Меркулов был взросл и многоопытен. Одиннадцать самолётов сбил он лично и семнадцать в группе с товарищами. У него было больше возможностей уцелеть в бою и при посадке в этих зловещих, лысых скалах. Конечно, для полка он был более ценным лётчиком: сложившийся грозный ас, а Берёзко только начинал боевую жизнь и только подавал надежды.

И всё же всем сердцем Бакулин желал найти именно его.

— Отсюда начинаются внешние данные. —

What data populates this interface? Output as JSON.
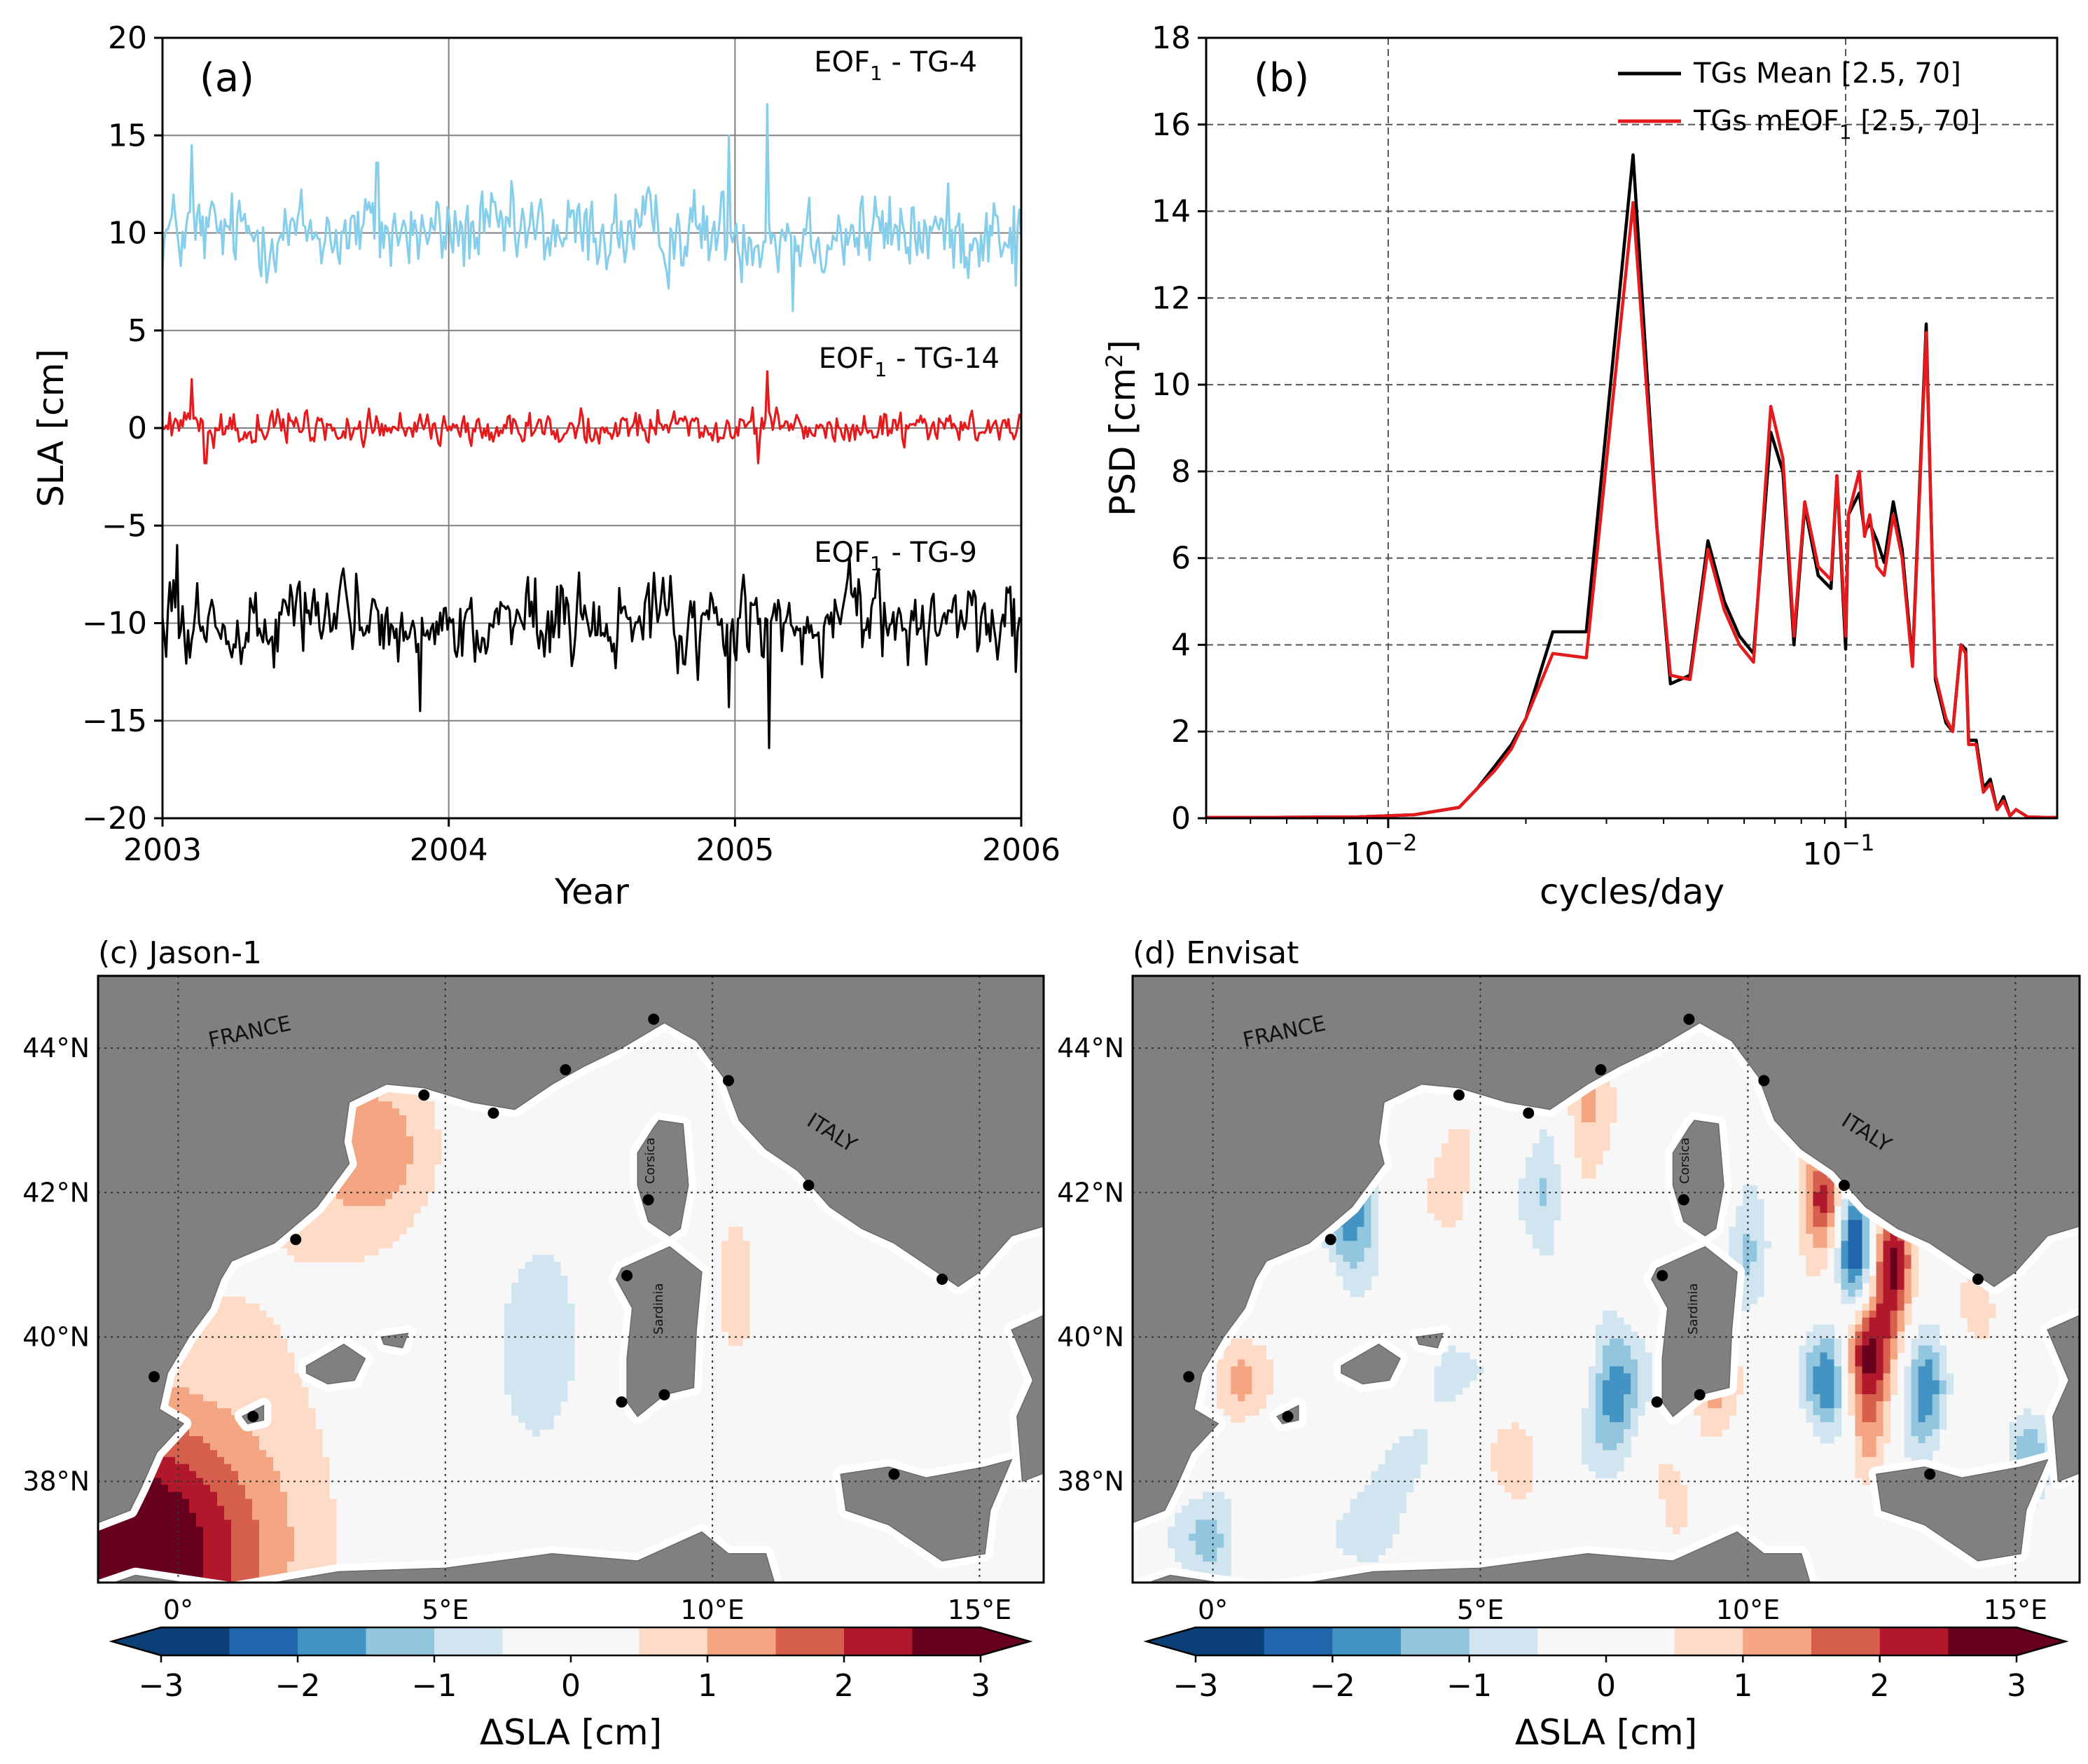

Бакулин шёл к Меркулову или к Берёзко остаток дня, всю светлую холодную ночь, давая то белые, то красные, то зелёные ракеты. Наконец он увидел самолёт, разбившийся в куски. Кабина лежала отдельно от крыльев.

Лётчик сумел пройти навстречу командиру не более ста метров. Когда капитан подошёл к нему, он приподнялся на руках и, словно извиняясь, сказал застенчиво:

— Думал сохранить машину, но подломал себе ноги.

Это был Берёзко.

Бакулин обнял и жарко поцеловал его, а потом среди карликовых корявых берёзок нарезал самых прямых и стал прибинтовывать к ним ноги Березко тонко нарезанными кусками парашюта.

— Терпи! Лётчиком будешь! — говорил он, туго бинтуя переломы.

Затем, сделав из капота нечто вроде волокуши, Бакулин положил на неё Берёзко и отправился строго на восток. Он спускал друга с гор, переносил через потоки, втаскивал на скалы, снова переносил через потоки… и так много дней. Он уже потерял счёт им. От сырости и холода у него распухли руки. Острые камни и бурные потоки стащили с ног унты.

Бакулин шёл, обмотав ступни кусками меха, вырезанного из комбинезона. У него быстро отрастала борода. И скоро он превратился в лохматого, заросшего рыжей щетиной бродягу.

Много раз над лётчиками проносились самолёты их родного полка. Но не могли заметить их среди снегов и проталин, создавших в горах пестроту. Ракеты Бакулин израсходовал, пробираясь к Берёзко, а пистолетный выстрел был невидим с неба.